Young female savers face having £100,000 less in retirement income than their male counterparts, according to new data from Scottish Widows.
“Lower average earnings, part-time work and taking time out of paid employment to care for family is setting women back by almost four decades,” said Scottish Widows.
“As International Women’s Day highlights the progress made in gender equality, Scottish Widows has found that there is still some way to go before the gender pensions gap closes.
“To reach retirement parity, a woman in her 20s today will have to work 37 years longer than a man the same age to accumulate the same income.”
The company said young women were already on the wrong side of the gender pensions gap, which has only widened as a result of the pandemic.
It said more than a third (36%) of women under the age of 25 work in hardest hit sectors such as hospitality and retail, and almost half (49%) have been furloughed.
“Any reduction in hours or a career break will have an impact on pension outcomes,” said Widows.
“For those working part-time or on reduced hours, this can mean lower contributions or missing out on auto-enrolment.
“A lack of engagement amongst young female savers is also contributing to lower savings levels.
“More than one in five (21%) women under 25 admit that they have not started thinking about retirement.

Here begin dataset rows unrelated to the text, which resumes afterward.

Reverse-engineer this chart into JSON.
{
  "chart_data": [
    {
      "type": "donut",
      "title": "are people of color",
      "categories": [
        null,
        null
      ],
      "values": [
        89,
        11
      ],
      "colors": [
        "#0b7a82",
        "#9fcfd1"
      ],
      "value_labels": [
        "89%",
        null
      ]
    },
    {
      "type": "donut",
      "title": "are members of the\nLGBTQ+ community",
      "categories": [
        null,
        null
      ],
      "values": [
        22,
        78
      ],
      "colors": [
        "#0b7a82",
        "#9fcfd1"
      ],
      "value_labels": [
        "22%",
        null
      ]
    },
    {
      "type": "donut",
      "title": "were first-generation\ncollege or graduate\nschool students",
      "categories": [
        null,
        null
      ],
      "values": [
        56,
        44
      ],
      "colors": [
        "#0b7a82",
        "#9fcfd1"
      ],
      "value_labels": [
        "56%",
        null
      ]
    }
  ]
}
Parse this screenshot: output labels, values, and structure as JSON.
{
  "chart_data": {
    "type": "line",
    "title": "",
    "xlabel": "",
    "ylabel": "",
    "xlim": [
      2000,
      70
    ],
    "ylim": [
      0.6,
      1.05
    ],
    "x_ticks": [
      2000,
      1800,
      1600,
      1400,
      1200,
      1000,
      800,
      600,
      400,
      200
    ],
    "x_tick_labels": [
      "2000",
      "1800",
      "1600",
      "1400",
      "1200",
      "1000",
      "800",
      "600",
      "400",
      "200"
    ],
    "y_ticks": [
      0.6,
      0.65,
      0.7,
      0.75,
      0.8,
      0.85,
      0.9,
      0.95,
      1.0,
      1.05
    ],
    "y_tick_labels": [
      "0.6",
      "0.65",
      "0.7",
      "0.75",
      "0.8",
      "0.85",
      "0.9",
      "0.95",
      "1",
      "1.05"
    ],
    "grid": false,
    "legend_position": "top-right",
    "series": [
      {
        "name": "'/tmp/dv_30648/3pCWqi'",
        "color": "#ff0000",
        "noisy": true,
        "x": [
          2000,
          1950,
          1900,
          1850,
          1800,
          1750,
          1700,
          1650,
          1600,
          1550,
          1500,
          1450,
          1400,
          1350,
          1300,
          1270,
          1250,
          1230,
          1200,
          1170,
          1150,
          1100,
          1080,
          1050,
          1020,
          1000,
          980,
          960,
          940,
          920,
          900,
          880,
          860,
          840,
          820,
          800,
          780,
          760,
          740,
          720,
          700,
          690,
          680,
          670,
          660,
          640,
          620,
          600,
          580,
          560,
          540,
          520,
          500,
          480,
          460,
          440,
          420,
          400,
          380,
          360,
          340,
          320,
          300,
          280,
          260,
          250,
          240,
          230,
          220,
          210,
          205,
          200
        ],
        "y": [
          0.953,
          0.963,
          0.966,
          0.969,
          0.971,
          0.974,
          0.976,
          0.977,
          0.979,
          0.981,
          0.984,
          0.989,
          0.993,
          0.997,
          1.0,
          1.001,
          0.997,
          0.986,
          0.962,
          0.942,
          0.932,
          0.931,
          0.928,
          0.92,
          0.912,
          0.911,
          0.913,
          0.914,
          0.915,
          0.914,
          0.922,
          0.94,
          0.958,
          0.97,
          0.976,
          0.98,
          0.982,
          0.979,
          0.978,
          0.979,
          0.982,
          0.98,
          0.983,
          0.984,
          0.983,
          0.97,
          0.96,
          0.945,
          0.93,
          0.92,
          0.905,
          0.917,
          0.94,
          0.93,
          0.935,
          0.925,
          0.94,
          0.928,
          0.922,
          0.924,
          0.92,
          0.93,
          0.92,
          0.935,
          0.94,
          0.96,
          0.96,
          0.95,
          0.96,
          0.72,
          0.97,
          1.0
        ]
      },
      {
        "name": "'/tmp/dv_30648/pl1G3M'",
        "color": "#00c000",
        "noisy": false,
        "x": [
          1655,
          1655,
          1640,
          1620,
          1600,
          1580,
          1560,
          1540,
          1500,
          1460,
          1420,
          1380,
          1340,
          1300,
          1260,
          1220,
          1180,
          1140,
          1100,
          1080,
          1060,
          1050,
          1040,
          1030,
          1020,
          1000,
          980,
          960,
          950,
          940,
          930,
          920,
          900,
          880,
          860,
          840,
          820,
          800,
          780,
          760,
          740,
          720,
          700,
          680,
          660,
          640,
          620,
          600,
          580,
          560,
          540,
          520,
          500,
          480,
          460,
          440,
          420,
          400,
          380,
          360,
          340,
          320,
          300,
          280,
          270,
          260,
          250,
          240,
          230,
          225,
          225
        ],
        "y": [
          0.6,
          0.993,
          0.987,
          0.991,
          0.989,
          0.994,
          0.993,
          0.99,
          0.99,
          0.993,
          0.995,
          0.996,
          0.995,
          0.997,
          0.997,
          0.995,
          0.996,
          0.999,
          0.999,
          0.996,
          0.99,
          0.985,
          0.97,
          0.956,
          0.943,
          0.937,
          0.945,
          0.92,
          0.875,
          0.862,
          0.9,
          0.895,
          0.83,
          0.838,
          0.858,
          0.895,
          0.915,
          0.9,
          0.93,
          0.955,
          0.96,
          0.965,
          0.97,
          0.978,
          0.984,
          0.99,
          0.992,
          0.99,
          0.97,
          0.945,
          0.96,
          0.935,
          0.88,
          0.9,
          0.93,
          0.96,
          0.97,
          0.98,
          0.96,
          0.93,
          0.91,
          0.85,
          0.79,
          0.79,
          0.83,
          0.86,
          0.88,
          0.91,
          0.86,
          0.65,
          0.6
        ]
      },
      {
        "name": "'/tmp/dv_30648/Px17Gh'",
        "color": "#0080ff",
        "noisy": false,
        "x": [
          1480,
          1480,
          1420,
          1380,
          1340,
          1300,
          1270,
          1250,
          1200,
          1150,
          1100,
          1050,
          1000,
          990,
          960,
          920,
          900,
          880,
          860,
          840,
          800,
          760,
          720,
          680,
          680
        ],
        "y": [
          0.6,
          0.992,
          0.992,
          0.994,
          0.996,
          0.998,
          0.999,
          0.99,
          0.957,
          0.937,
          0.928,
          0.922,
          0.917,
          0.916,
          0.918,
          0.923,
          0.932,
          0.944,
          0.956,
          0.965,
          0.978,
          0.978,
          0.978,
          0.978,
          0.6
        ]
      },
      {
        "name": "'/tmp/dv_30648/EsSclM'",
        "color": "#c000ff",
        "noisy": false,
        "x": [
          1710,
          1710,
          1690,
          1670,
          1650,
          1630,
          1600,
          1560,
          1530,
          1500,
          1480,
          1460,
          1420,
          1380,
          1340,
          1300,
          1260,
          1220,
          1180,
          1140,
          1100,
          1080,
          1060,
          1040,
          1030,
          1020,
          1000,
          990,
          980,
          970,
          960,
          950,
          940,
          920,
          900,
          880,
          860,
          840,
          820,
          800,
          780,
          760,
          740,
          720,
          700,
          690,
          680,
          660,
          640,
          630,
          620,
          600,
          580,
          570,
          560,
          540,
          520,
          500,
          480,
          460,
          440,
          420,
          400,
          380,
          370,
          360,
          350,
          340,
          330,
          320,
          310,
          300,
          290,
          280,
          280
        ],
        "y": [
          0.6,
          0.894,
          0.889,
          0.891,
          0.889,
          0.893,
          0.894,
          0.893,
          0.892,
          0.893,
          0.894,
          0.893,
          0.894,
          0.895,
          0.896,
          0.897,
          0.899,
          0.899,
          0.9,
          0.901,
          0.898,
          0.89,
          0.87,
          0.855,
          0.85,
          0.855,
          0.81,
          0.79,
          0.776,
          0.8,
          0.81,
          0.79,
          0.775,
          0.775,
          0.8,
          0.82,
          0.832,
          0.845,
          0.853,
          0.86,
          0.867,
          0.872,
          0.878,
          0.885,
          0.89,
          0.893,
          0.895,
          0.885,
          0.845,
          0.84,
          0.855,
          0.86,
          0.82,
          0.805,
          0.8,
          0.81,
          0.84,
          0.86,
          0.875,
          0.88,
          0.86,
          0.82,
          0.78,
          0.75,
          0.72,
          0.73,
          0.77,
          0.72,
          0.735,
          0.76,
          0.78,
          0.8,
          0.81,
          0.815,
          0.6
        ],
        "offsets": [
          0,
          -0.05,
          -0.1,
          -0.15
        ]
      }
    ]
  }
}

“Just 46% of women in their 20s are saving the recommended minimum of 12% of their income, compared to 56% of men.”
Scottish Widows is part of Lloyds Banking Group. It has around £170 billion of assets under administration and six million customers.
Jackie Leiper, Managing Director, Pensions, Stockbroking and Distribution at Scottish Widows, said: “Women were already facing systemic challenges when saving for retirement.
“We know that young women have been some of the hardest hit by the short-term financial impact of the pandemic and this has only exacerbated the challenge of reaching pensions parity.
“At the same time, caring responsibilities and high childcare costs are keeping women out of the workforce, lowering their contributions and denting their pension pots.”
Widows said a typical young woman might be putting away approximately £2,200 a year, compared to £3,300 for men.
“If the average woman were to up her contribution at the start of her career to save an extra 4% into her pension, her pot at 68 could be £329,139,” said Widows.
“This would reduce the gender pensions gap by almost £75,000.
“Upping contributions by 5% would increase this to £94,000, which would close the gap almost completely.”
Leiper added: “Whilst we can’t change societal norms overnight, progress is still possible to help young women achieve a comfortable retirement.
“By taking control of their contributions and increasing them as early as possible, young women stand a fighting chance of improving their long-term savings outlook.”